Liu Xiaojun, Xiao Junjie, Zhu Han, Wei Xin, Platt Colin, Damilano Federico, Xiao Chunyang, Bezzerides Vassilios, Boström Pontus, Che Lin, Zhang Chunxiang, Spiegelman Bruce M, Rosenzweig Anthony
Cardiovascular Division of the Beth Israel Deaconess Medical Center and Harvard Medical School, Boston, MA 02215, USA.
Regeneration Lab and Experimental Center of Life Sciences, School of Life Science, Shanghai University, Shanghai 200444, China.
Cell Metab. 2015 Apr 7;21(4):584-95. doi: 10.1016/j.cmet.2015.02.014.
Exercise induces physiological cardiac growth and protects the heart against pathological remodeling. Recent work suggests exercise also enhances the heart's capacity for repair, which could be important for regenerative therapies.

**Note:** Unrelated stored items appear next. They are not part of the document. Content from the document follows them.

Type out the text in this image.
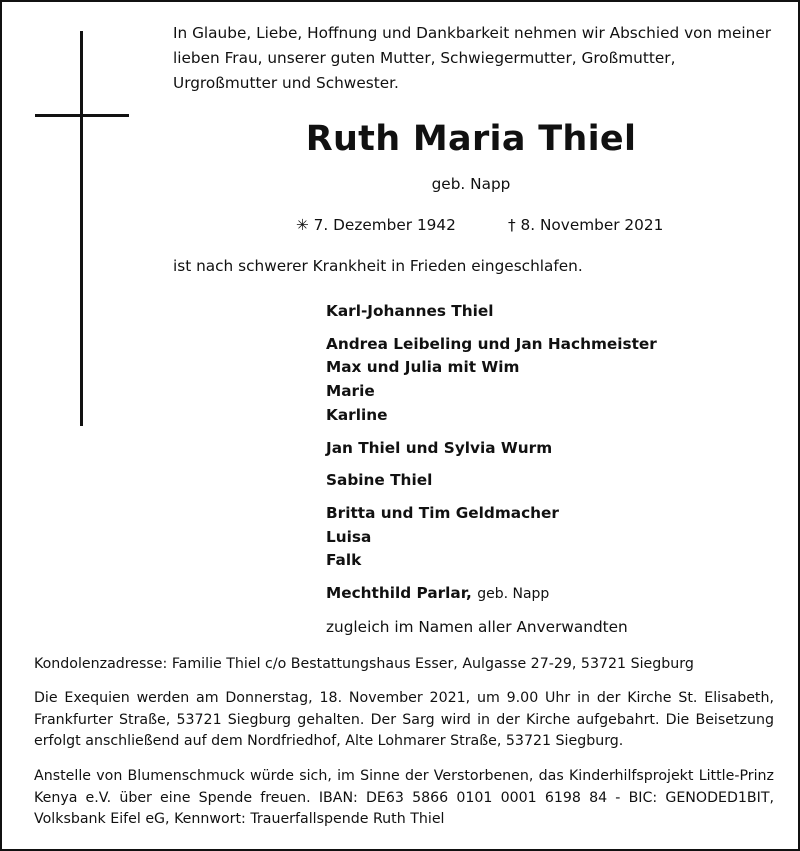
In Glaube, Liebe, Hoffnung und Dankbarkeit nehmen wir Abschied von meiner lieben Frau, unserer guten Mutter, Schwiegermutter, Großmutter, Urgroßmutter und Schwester.
Ruth Maria Thiel
geb. Napp
✳ 7. Dezember 1942	† 8. November 2021
ist nach schwerer Krankheit in Frieden eingeschlafen.
Karl-Johannes Thiel
Andrea Leibeling und Jan Hachmeister
Max und Julia mit Wim
Marie
Karline
Jan Thiel und Sylvia Wurm
Sabine Thiel
Britta und Tim Geldmacher
Luisa
Falk
Mechthild Parlar, geb. Napp
zugleich im Namen aller Anverwandten
Kondolenzadresse: Familie Thiel c/o Bestattungshaus Esser, Aulgasse 27-29, 53721 Siegburg
Die Exequien werden am Donnerstag, 18. November 2021, um 9.00 Uhr in der Kirche St. Elisabeth, Frankfurter Straße, 53721 Siegburg gehalten. Der Sarg wird in der Kirche aufgebahrt. Die Beisetzung erfolgt anschließend auf dem Nordfriedhof, Alte Lohmarer Straße, 53721 Siegburg.
Anstelle von Blumenschmuck würde sich, im Sinne der Verstorbenen, das Kinderhilfsprojekt Little-Prinz Kenya e.V. über eine Spende freuen. IBAN: DE63 5866 0101 0001 6198 84 - BIC: GENODED1BIT, Volksbank Eifel eG, Kennwort: Trauerfallspende Ruth Thiel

While microRNAs are important in certain cardiac pathologies, less is known about their functional roles in exercise-induced cardiac phenotypes. We profiled cardiac microRNA expression in two distinct models of exercise and found microRNA-222 (miR-222) was upregulated in both. Downstream miR-222 targets modulating cardiomyocyte phenotypes were identified, including HIPK1 and HMBOX1. Inhibition of miR-222 in vivo completely blocked cardiac and cardiomyocyte growth in response to exercise while reducing markers of cardiomyocyte proliferation. Importantly, mice with inducible cardiomyocyte miR-222 expression were resistant to adverse cardiac remodeling and dysfunction after ischemic injury. These studies implicate miR-222 as necessary for exercise-induced cardiomyocyte growth and proliferation in the adult mammalian heart and show that it is sufficient to protect the heart against adverse remodeling.
运动可诱导生理性心脏生长,并保护心脏免受病理性重塑的影响。最近的研究表明,运动还能增强心脏的修复能力,这对再生疗法可能具有重要意义。虽然微小RNA在某些心脏疾病中很重要,但它们在运动诱导的心脏表型中的功能作用却鲜为人知。我们在两种不同的运动模型中分析了心脏微小RNA的表达,发现微小RNA-222(miR-222)在两种模型中均上调。确定了调节心肌细胞表型的miR-222下游靶点,包括HIPK1和HMBOX1。体内抑制miR-222完全阻断了运动引起的心脏和心肌细胞生长,同时减少了心肌细胞增殖的标志物。重要的是,可诱导心肌细胞miR-222表达的小鼠在缺血性损伤后对不良心脏重塑和功能障碍具有抗性。这些研究表明,miR-222是成年哺乳动物心脏运动诱导的心肌细胞生长和增殖所必需的,并且表明它足以保护心脏免受不良重塑的影响。